The front face of a fuel injection nozzle is exposed to high temperature combustion gases that can reach temperatures as high as 2200 degrees C. Due to the extremely high levels of turbulence generated by swirl and primary zone jets, the heat transfer rates to the fuel injection nozzle tip are increased, it is important that the front face of the fuel injection nozzle tip be adequately cooled. Typical cooling techniques include convection and air-sweep cooling.
If a convection cooled fuel injection nozzle tip is cooled excessively, it tends to accumulate deposits of combustion generated carbon that can interfere with fuel atomization and dispersion, resulting in poor combustion efficiency and hot spots. If the injector is allowed to run at temperatures higher than 800 degrees C., failure of the front face can cause secondary damage to the combustor walls through oxidation, cracking, and buckling. The combustor exit temperature profile and pattern factor can deteriorate, resulting in damage to the downstream gas turbine components.
An example of past injection nozzles in which an attempt has been made to cool the front face is disclosed in U.S. Pat.
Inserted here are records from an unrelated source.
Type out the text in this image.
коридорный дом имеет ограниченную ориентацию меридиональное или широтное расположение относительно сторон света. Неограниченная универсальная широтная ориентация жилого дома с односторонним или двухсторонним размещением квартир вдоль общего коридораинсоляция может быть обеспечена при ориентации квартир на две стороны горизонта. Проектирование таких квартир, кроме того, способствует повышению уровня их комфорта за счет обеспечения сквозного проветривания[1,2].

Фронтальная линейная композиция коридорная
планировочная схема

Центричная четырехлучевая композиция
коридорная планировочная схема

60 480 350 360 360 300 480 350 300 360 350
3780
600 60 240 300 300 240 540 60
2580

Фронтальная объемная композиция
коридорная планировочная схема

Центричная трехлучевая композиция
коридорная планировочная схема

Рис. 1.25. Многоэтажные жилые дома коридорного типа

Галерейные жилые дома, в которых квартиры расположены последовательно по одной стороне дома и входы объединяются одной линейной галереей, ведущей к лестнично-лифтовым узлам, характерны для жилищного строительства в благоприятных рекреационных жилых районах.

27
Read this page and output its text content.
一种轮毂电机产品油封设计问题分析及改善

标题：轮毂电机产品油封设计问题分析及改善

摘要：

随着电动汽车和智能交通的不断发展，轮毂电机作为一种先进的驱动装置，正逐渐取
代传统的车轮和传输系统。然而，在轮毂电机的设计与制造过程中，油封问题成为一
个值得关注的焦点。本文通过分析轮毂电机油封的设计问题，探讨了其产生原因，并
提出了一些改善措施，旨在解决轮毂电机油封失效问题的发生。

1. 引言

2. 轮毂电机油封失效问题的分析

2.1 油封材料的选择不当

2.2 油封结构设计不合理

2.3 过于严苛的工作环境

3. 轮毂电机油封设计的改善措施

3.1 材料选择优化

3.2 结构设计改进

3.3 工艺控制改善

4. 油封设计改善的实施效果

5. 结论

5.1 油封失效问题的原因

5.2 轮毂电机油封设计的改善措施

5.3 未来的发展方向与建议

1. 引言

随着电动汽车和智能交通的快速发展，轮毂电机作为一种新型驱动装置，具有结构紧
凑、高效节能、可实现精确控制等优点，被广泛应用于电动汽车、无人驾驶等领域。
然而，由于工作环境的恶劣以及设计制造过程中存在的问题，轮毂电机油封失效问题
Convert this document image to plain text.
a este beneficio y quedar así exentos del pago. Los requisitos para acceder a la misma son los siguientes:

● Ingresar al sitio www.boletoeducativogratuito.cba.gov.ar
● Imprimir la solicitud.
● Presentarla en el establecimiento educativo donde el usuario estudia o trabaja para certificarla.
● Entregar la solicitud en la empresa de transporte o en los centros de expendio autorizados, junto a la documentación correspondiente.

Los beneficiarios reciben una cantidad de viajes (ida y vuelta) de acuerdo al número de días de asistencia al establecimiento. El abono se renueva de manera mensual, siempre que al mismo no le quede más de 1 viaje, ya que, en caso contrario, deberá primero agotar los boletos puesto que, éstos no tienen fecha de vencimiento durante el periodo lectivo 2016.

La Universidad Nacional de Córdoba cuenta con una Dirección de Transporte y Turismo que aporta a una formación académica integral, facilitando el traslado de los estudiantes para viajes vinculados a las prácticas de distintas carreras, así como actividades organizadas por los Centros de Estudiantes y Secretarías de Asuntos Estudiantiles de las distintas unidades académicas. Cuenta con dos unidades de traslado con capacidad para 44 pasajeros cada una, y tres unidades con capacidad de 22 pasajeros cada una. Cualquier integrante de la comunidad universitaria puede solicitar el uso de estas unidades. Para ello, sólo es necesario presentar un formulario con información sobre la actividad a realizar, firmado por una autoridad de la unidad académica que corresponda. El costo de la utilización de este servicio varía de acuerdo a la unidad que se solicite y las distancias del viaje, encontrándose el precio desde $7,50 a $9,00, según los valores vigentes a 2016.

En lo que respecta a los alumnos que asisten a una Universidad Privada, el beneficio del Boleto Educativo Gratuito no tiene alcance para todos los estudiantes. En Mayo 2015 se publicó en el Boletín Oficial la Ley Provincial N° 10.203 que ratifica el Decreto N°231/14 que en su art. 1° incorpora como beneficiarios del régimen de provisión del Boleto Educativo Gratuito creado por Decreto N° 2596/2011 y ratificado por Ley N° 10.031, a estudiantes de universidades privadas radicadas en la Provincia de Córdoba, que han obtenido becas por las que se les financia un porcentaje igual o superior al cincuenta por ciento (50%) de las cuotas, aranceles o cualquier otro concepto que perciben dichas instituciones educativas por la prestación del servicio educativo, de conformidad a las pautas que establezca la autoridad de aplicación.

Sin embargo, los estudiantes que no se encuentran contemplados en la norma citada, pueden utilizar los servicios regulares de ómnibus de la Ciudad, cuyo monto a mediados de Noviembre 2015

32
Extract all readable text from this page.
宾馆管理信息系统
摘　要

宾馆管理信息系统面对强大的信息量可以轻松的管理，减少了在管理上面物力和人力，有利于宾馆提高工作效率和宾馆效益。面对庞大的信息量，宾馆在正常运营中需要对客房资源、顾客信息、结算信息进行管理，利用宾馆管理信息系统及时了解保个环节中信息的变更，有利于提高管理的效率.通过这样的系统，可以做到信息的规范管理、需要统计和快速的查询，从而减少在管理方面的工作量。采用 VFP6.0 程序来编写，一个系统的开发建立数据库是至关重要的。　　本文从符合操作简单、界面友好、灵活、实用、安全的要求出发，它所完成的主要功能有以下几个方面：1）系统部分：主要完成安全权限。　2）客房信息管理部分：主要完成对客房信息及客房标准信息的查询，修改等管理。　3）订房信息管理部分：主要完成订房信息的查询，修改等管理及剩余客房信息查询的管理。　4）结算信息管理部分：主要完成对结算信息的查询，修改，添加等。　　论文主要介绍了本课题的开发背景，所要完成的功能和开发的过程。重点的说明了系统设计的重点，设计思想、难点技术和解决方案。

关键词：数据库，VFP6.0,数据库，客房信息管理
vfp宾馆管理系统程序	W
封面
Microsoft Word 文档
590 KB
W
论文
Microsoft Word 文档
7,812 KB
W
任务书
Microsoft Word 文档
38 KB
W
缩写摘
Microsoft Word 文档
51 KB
No. 4,977,740 issued on Dec. 18, 1990 to Thomas J. Madden et al. The injection nozzle disclosed includes an air passage through which cooling air is directed into contact with the inside surface of a conical deflector portion of a conical deflector section. Thus, an attempt to cool the tip by convection at the inner surface is disclosed.
Another example of an injection nozzle attempting to cool a front face is disclosed in U.S. Pat. No. 4,798,330 issued on Jan. 17, 1989 to Alfred A. Mancini et al. Cooling air passes through an air swirl chamber and terminates in an outer air discharge orifice. A portion of the air exits an aperture in the front face and is used to attempt to cool the front face.
Another example of an injection nozzle attempting to cool a front face is disclosed in U.S. Pat. No. 4,600,151 issued on Jul. 15, 1986 to Jerome R. Bradley. The injection nozzle disclosed includes an air passage through which cooling air is directed into contact with the inside surface of a frusto-conical portion of a shroud member.
Another example of an injection nozzle attempting to cool a front face is disclosed in U.S. Pat. No. 3,866,413 issued Feb. 18, 1975 to Geoffrey J. Sturgess. Cooling air enters through a plurality of ports and cools the dome.
Another example of an injection nozzle attempting to cool a front face is disclosed in U.S. Pat. No. 3,684,186 issued Aug. 15, 1972 to William F. Helmrich. This patent discloses a secondary air swirl chamber formed by a portion of a shroud. The air exiting the chamber partially cools the front face prior to being mixed with fuel.
Another example of an injection nozzle is disclosed in U.S. Pat. No. 3,483,700 issued Dec. 16, 1969 to John G. Ryberg et al. The patent discloses a front face having a plurality of scoops formed therein. A mixture of fuel and air pass through the scoops into a combustion chamber. The mixture of fuel and air attempts to cool the front face.
Many attempts have been made to improve front face cooling and to extend the life of fuel injection nozzles. Experimentation has shown that it is difficult to achieve optimum front face temperature with both gaseous and liquid fuels over the complete range of loads and ambient conditions in a gas turbine engine. Thus, using convective cooling or air-sweep alone does not appear to solve the front face cooling problem. It appears that a combination of convective cooling and air-sweep cooling usually has better durability. This is due to the lower front face temperature and avoidance of carbon deposits by air-sweeping action.